I repeat, every iPhone can be jailbroken. Your jailbreak will probably be a "tethered" jailbreak, which brings with it some inconvenience. Only you can decide whether the advantages of a jailbreak outweigh the inconvenience of being tethered.
Let me try to explain. Every iPhone has a chip in it which contains a tiny program called iBoot. iBoot is the phone's bootloader, the program that tells the phone how to load the operating system. During this process, the OS checks the OS to make sure that it is the official version provided by Apple. If it is not the correct version, it will normally refuse to boot your phone.
Clever hackers discovered a weakness in iBoot (which they called the 24kpwn hack) that allowed them to inject their own code into iBoot to bypass this security check and boot a jailbroken version of the OS that iBoot normally would not boot. Basically, by crashing iBoot at a certain point in the boot process, they could inject 24kb of their own code and iBoot would think it was perfectly normal. This code disabled the security check, and it was the only known way of getting a jailbroken iPhone to boot itself.
As of sometime in October, Apple started shipping iPhones with a new version of iBoot.
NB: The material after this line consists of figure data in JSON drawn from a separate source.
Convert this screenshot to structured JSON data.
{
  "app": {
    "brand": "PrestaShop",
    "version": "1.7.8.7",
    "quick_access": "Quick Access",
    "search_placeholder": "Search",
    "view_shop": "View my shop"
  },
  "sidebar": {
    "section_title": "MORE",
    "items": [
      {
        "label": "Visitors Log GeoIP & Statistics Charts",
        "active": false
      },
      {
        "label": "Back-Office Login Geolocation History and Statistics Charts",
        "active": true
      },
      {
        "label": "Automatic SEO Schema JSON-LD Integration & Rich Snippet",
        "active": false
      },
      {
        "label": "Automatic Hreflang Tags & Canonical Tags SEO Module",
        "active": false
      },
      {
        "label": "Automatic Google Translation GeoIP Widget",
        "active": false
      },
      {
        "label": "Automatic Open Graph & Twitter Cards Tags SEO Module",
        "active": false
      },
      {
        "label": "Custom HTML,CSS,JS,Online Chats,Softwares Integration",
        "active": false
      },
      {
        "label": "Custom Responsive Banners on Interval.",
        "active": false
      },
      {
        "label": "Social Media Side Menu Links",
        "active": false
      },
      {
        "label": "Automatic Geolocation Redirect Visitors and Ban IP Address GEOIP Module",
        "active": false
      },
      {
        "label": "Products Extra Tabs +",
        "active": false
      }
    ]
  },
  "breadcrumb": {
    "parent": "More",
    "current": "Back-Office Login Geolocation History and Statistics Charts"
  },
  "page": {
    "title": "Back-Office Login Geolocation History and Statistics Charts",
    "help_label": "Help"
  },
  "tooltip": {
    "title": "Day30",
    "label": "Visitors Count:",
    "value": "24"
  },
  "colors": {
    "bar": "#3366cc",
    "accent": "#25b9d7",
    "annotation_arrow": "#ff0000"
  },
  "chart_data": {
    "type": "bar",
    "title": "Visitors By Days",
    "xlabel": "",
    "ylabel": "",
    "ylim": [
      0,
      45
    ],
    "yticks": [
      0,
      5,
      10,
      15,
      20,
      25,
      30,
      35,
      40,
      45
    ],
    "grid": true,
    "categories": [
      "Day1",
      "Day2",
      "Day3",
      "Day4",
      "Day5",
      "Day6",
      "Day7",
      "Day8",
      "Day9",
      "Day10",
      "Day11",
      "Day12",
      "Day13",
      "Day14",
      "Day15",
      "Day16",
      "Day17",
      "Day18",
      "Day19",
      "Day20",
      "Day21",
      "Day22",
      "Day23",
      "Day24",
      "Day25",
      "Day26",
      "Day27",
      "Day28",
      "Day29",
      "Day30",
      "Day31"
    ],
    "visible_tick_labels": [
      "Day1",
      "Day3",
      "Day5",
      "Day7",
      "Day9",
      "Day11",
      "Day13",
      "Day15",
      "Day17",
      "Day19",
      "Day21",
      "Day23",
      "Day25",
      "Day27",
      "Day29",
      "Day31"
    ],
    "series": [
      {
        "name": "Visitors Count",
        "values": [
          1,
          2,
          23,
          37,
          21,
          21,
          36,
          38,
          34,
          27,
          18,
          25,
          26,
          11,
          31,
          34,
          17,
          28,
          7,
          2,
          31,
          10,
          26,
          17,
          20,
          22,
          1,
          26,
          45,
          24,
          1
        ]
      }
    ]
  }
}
This new version patched the 24kpwn hack, meaning we lost our only known way of modifying iBoot so that it can boot a modified version of the OS. It is still possible to use a computer to bypass iBoot, but one can't convince iBoot to bypass itself. This is why the new iPhones can have only a tethered jailbreak.
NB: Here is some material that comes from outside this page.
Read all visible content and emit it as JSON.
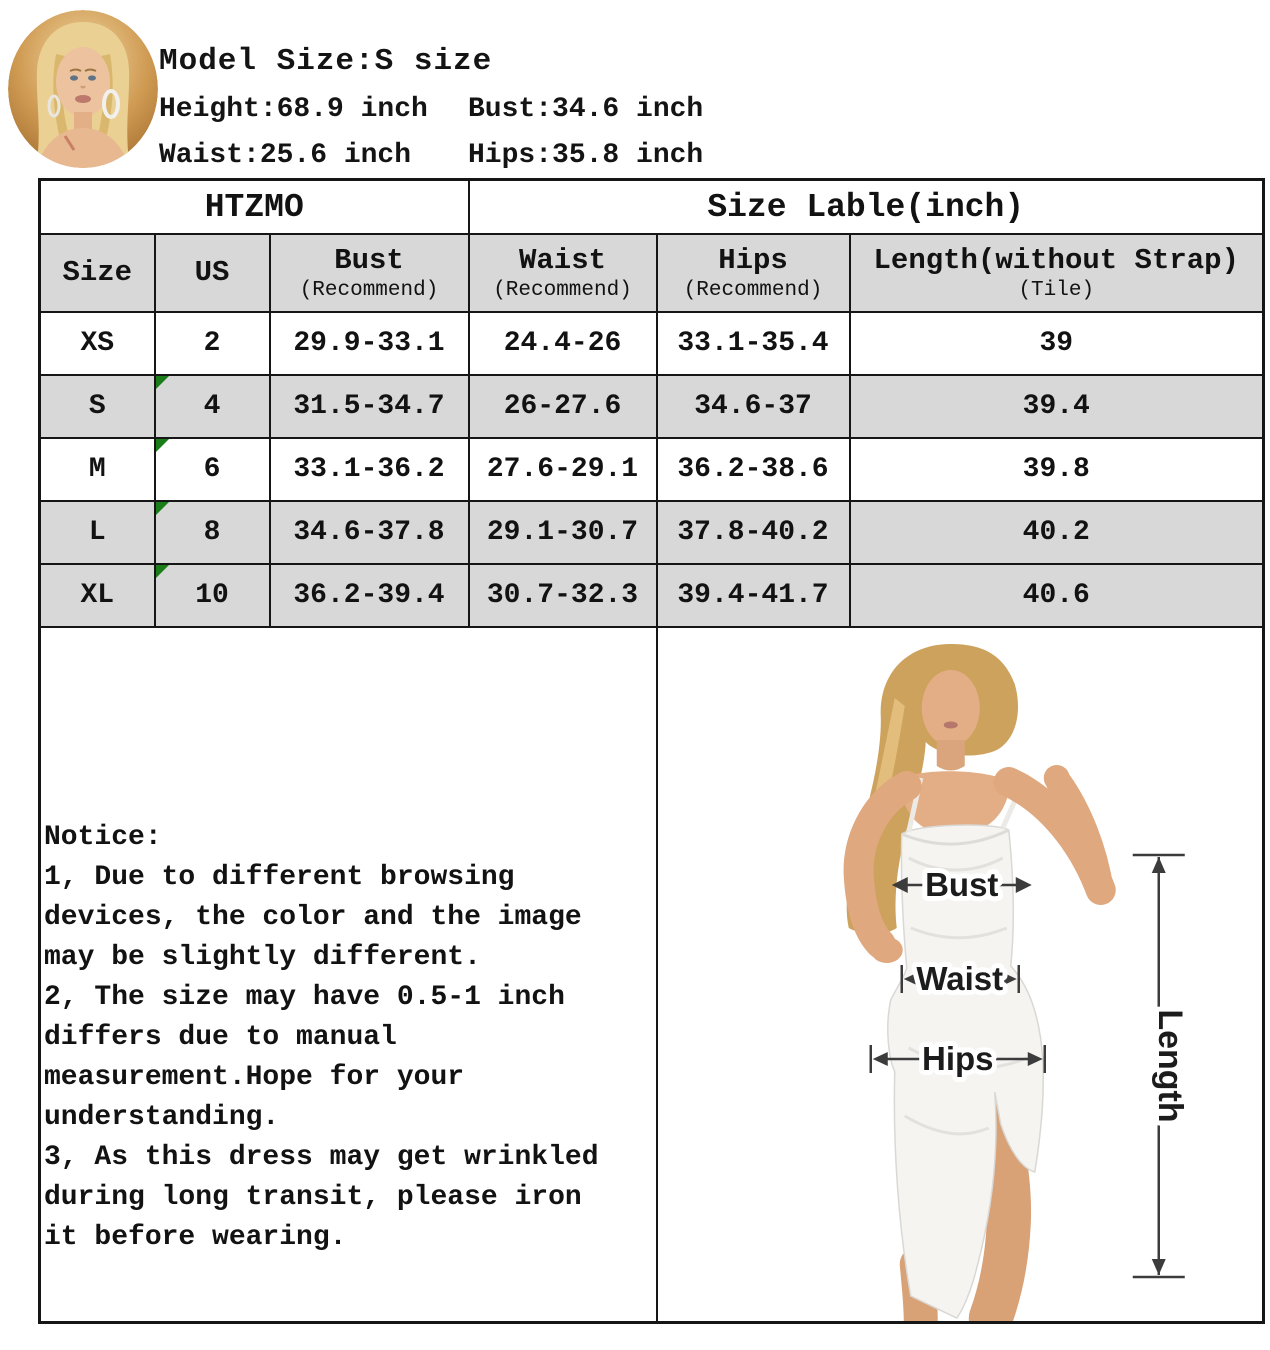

Does your phone have the new iBoot? There are
ways to check. If your iBoot version is 359.3, then you can have an untethered jailbreak (whether on 3.1.2 or any other version of the OS); if it is 359.3.2 or 359.3-2 you cannot, at least not now. It has nothing to do with the version of your OS, only the version of iBoot.
Right now there is no prospect for a new iBoot hack, and it is therefore impossible to predict when or even if one will be found. For now you should assume that any phone with the new iBoot is not untetherable.